Roughly two months have passed since the election, and things appear to have calmed down. The chance for an overturn of the voting results looks very minimal with the inauguration of President Elect Trump around the corner. Agree with him or not, the stock market has made a move higher, as assumed economic growth policies are igniting hope in the hearts of investors. Whether these “policies” become real is yet to be determined; but, truth and time tell all. In my previous article, I referenced that the last time Republicans controlled Congress, the Senate, and the Oval Office was in 1928. Back then, the market shot higher for roughly a year before entering the Great Depression. I do not believe that history always repeats itself, but it does tend to rhyme.

I wanted to bring to the attention of MCM readers the shift in sentiment regarding bond investing since the election. A portfolio may be constructed with some mixture of bonds and bond funds, and stock or stock funds designed around an investors risk tolerance. Historically, stock funds involve more risk than bond funds and the more stock you have in your portfolio, the more potential for volatility and loss you may see. Many of my clients will quote the old “Rule of Thumb” – your portfolio should hold the same percentage of bonds as your age. So, if an investor is 50 years old, the “rule” would designate 50% in bonds.

Over the past 30 years, investing in bond funds may have been considered a relatively conservative way to earn a good rate of return.

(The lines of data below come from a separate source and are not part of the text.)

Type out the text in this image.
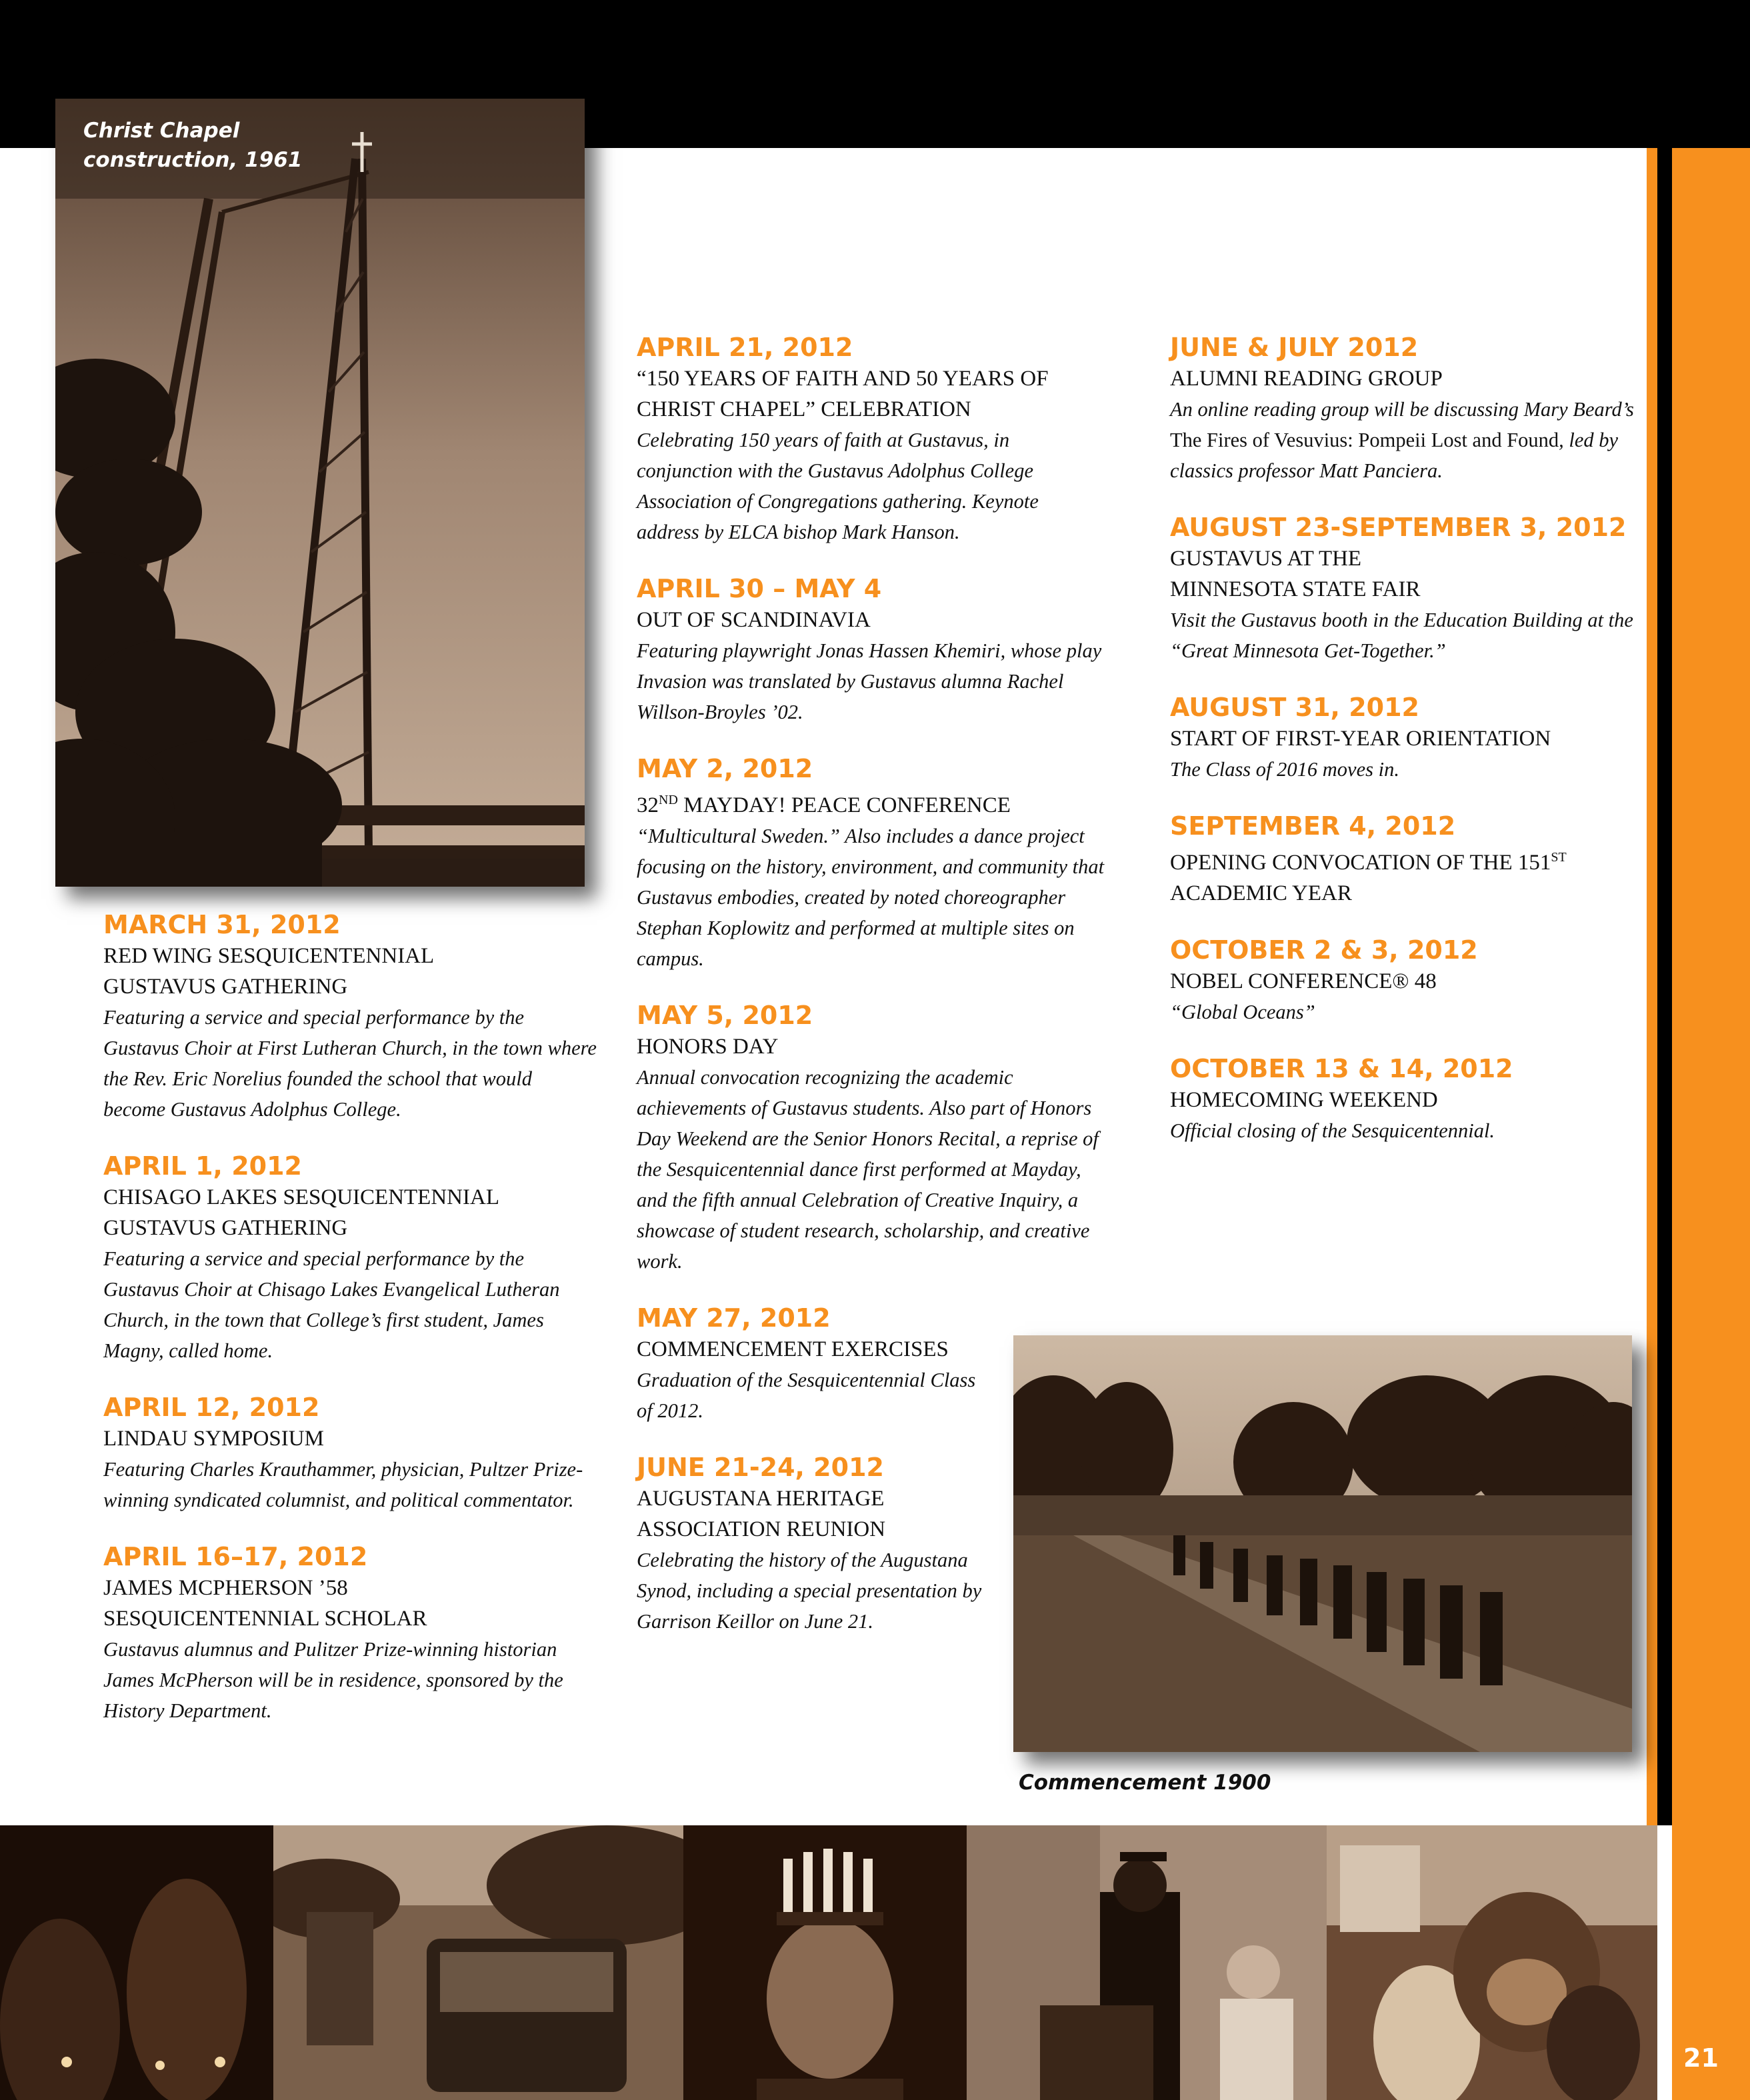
21
Christ Chapel construction, 1961
MARCH 31, 2012
RED WING SESQUICENTENNIAL GUSTAVUS GATHERING
Featuring a service and special performance by the Gustavus Choir at First Lutheran Church, in the town where the Rev. Eric Norelius founded the school that would become Gustavus Adolphus College.
APRIL 1, 2012
CHISAGO LAKES SESQUICENTENNIAL GUSTAVUS GATHERING
Featuring a service and special performance by the Gustavus Choir at Chisago Lakes Evangelical Lutheran Church, in the town that College’s first student, James Magny, called home.
APRIL 12, 2012
LINDAU SYMPOSIUM
Featuring Charles Krauthammer, physician, Pultzer Prize-winning syndicated columnist, and political commentator.
APRIL 16–17, 2012
JAMES MCPHERSON ’58 SESQUICENTENNIAL SCHOLAR
Gustavus alumnus and Pulitzer Prize-winning historian James McPherson will be in residence, sponsored by the History Department.
APRIL 21, 2012
“150 YEARS OF FAITH AND 50 YEARS OF CHRIST CHAPEL” CELEBRATION
Celebrating 150 years of faith at Gustavus, in conjunction with the Gustavus Adolphus College Association of Congregations gathering. Keynote address by ELCA bishop Mark Hanson.
APRIL 30 – MAY 4
OUT OF SCANDINAVIA
Featuring playwright Jonas Hassen Khemiri, whose play Invasion was translated by Gustavus alumna Rachel Willson-Broyles ’02.
MAY 2, 2012
32ND MAYDAY! PEACE CONFERENCE
“Multicultural Sweden.” Also includes a dance project focusing on the history, environment, and community that Gustavus embodies, created by noted choreographer Stephan Koplowitz and performed at multiple sites on campus.
MAY 5, 2012
HONORS DAY
Annual convocation recognizing the academic achievements of Gustavus students. Also part of Honors Day Weekend are the Senior Honors Recital, a reprise of the Sesquicentennial dance first performed at Mayday, and the fifth annual Celebration of Creative Inquiry, a showcase of student research, scholarship, and creative work.
MAY 27, 2012
COMMENCEMENT EXERCISES
Graduation of the Sesquicentennial Class of 2012.
JUNE 21-24, 2012
AUGUSTANA HERITAGE ASSOCIATION REUNION
Celebrating the history of the Augustana Synod, including a special presentation by Garrison Keillor on June 21.
JUNE & JULY 2012
ALUMNI READING GROUP
An online reading group will be discussing Mary Beard’s The Fires of Vesuvius: Pompeii Lost and Found, led by classics professor Matt Panciera.
AUGUST 23-SEPTEMBER 3, 2012
GUSTAVUS AT THE MINNESOTA STATE FAIR
Visit the Gustavus booth in the Education Building at the “Great Minnesota Get-Together.”
AUGUST 31, 2012
START OF FIRST-YEAR ORIENTATION
The Class of 2016 moves in.
SEPTEMBER 4, 2012
OPENING CONVOCATION OF THE 151ST
ACADEMIC YEAR
OCTOBER 2 & 3, 2012
NOBEL CONFERENCE® 48
“Global Oceans”
OCTOBER 13 & 14, 2012
HOMECOMING WEEKEND
Official closing of the Sesquicentennial.
Commencement 1900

When interest rates go down, the prices of current bonds go up. In the early 1980s, interest rates peaked in the very high teens – people could find CDs paying 16%! That was the peak of that interest rate cycle, which started in the 1960s when you could find a mortgage for around 4%. History shows that in a rising interest rate environment, bond fund investors have a more difficult time earning a positive return rate. Our historically conservative way of earning a positive rate of return through bonds may be changing right before our eyes.

Since the election, the stock market has done incredibly well, but not the bond market. In fact, per, the ten-year treasury bond market index, as measured by the fund IEF, traded from $110.40/share the night before the election down to, as of this writing, $104.36. That means that if you owned this bond fund since the election, you have lost roughly 5.47% of your principle.

In my opinion, there is a good chance that our interest rate cycle that started in the 1980s with extremely high yields is now over, and we may be entering an increasing interest rate environment. With that said, you may want to visit with your financial advisor to make sure that you are positioned correctly per your risk tolerance, goals and objectives. Bonds should continue to be a prudent investment into the future; but if we are now in an increasing rate environment, you may be looking at conservatively and slowly losing your principle.